With FastCGI, you can have a tiny PHP process pool, and in the event
of high load, client connections will politely queue in Apache waiting
for a FastCGI slot, instead of all trying to run PHP at once and
sending your server into swap death.
Once you've done that, you should then disable swap. I am generally
anti-swap -- having swap means that instead of a single process being
killed when the server runs out of memory, the whole server becomes
unresponsive instead, often requiring a power-cycle. But it's
especially bad to use swap on Linode, where I/O can be so slow that
even light swapping can cause the server to be unresponsive.
You can use /proc/[pid]/oom_adj to reduce the chance of oom-killer
killing Lucene or some other useful process. oom-killer is weird and
buggy and sometimes just does its own thing, but you may as well at
least try to teach it some manners.
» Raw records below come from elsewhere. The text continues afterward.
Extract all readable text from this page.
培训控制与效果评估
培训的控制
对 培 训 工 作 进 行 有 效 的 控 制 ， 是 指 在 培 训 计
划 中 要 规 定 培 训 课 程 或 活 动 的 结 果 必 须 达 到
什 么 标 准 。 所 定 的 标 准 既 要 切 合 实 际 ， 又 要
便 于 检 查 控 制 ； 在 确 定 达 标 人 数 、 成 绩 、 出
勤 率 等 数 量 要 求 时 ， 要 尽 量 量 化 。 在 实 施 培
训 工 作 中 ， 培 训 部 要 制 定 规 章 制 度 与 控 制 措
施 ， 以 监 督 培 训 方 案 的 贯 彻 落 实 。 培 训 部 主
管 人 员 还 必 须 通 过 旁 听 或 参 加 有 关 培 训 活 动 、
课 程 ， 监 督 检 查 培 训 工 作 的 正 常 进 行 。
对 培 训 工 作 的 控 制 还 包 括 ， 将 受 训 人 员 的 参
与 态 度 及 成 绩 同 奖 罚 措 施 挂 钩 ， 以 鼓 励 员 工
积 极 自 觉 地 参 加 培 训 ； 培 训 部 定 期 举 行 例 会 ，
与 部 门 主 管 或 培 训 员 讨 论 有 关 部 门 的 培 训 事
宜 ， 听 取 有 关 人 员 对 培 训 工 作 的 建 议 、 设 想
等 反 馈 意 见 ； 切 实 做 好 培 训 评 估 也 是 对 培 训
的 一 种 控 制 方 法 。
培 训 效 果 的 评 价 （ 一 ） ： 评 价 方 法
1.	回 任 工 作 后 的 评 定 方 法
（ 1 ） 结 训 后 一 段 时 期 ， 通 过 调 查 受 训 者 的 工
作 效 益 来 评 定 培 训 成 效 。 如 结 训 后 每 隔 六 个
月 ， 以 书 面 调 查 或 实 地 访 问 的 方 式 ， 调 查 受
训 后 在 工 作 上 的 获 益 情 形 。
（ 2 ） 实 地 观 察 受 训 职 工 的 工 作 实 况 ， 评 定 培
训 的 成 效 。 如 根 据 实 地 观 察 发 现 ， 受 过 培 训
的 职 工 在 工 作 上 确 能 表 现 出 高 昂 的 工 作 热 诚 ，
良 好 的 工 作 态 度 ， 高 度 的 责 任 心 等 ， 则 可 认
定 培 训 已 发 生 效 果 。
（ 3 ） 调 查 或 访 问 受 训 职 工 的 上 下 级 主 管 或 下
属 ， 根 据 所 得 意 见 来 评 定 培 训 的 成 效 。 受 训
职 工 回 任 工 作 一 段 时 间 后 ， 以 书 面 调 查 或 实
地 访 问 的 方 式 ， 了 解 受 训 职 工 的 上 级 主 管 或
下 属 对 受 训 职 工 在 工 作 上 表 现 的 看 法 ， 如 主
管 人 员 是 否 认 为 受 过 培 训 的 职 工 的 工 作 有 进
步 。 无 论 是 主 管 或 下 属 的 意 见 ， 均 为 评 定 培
Android uses oom_adj to control
memory usage on phones, it seems to work for them.
An interesting thing about FastCGI is that you can run the workers in
a chroot. If you have 4GB of memory, then I guess you are using a
64-bit Linux distribution. In the worst case, a 64-bit architecture
will have double the memory usage of a 32-bit architecture, due to
pointer sizes. It turns out that some things MW does are not very far
away from that worst case. The schroot "personality" parameter makes
it easy to install a chroot environment for PHP which uses 32-bit
binaries on a 64-bit host.
If you reduce MW's typical memory usage to say 2/3 of its current
value, then you can reduce the memory_limit by the same factor, which
implies that you can increase the FastCGI process pool size by 50% for
a corresponding increase in maximum throughput, assuming CPU is not
maxed out.
-- Tim Starling